Asie-Pacifique : Bataille économique des 3 géants

bataille-economique-asie-pacifique

Article paru sur lLa Tribune le 3 juin 2022

Fin 2020, a été signé le plus grand accord de libre-échange de la zone Asie-Pacifique, articulé autour de la Chine, connu sous le sigle, RCEP (Regional Comprehensive Economic Partnership). L’inde s’est abstenue. Le mois dernier le Président Biden depuis Tokyo a lancé avec une dizaine de pays asiatiques l’IPEF (Indo Pacific Economic Framework) et l’Inde y participe. L’Indonésie recevra le prochain sommet du G20 en Novembre. Les Philippines viennent d’élire un nouveau président. L’Asie Pacifique est en plein mouvement. Que fait l’Union Européenne ? Que fait la France ?
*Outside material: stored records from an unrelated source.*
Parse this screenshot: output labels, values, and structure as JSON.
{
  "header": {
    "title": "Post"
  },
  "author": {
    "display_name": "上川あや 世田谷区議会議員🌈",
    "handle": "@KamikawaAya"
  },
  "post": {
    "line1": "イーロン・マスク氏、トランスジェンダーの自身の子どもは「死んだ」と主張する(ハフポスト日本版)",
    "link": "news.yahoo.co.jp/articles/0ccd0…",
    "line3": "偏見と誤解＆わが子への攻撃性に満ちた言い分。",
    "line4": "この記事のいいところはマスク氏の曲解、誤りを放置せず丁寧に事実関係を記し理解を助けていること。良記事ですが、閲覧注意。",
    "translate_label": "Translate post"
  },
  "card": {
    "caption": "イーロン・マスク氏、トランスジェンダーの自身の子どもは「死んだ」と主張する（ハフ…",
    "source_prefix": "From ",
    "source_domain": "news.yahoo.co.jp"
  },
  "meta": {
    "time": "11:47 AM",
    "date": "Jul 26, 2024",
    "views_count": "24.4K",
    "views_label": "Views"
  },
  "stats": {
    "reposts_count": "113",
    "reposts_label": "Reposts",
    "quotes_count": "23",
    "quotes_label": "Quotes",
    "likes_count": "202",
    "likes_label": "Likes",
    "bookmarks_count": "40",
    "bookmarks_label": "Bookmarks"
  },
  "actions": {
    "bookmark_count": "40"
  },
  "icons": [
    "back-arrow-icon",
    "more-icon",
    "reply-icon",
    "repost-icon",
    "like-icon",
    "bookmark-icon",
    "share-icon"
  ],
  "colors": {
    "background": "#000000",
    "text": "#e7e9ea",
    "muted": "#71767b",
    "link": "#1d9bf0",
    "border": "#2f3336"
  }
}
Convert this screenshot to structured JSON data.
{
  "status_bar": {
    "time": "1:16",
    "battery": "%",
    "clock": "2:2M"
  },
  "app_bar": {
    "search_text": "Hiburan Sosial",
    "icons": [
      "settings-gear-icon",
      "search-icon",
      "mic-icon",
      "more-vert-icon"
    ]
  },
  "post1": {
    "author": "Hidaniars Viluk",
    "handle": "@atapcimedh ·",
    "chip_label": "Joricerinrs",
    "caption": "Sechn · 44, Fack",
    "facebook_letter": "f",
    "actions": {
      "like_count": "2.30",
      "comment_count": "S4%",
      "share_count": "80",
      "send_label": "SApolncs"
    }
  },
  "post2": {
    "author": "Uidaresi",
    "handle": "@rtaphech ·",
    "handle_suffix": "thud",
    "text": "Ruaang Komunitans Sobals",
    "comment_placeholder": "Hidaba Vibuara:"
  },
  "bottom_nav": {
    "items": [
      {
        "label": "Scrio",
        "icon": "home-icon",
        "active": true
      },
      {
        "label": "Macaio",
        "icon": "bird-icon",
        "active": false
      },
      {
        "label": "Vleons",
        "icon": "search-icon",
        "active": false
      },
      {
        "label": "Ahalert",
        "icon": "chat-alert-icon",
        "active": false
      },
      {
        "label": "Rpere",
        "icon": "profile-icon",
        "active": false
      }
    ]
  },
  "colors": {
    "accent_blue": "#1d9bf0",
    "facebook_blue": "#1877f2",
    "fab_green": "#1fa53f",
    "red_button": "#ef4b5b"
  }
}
Le 15 novembre 2020 depuis Hanoï, en visio-conférence, était acté le RCEP, par 15 pays asiatiques, dans le cadre d’une réunion de l’ASEAN, Association des Nations de l’Asie du Sud-Est.

Cet accord de libre-échange impliquait plus de 2 milliards de personnes, et concernait 30% du PIB de la planète. Il impliquait les 10 pays de l’ASEAN- Indonésie, Thaïlande, Singapour, Malaisie, Philippines, Vietnam, Birmanie, Cambodge, Laos, Brunei- auxquels se joignaient, la Chine, le Japon, la Corée du Sud, l’Australie et la Nouvelle-Zélande. L’inde avait décidé de se tenir à l’écart, dans la crainte de voir les produits chinois, à bas prix, inondé d’avantage son marché.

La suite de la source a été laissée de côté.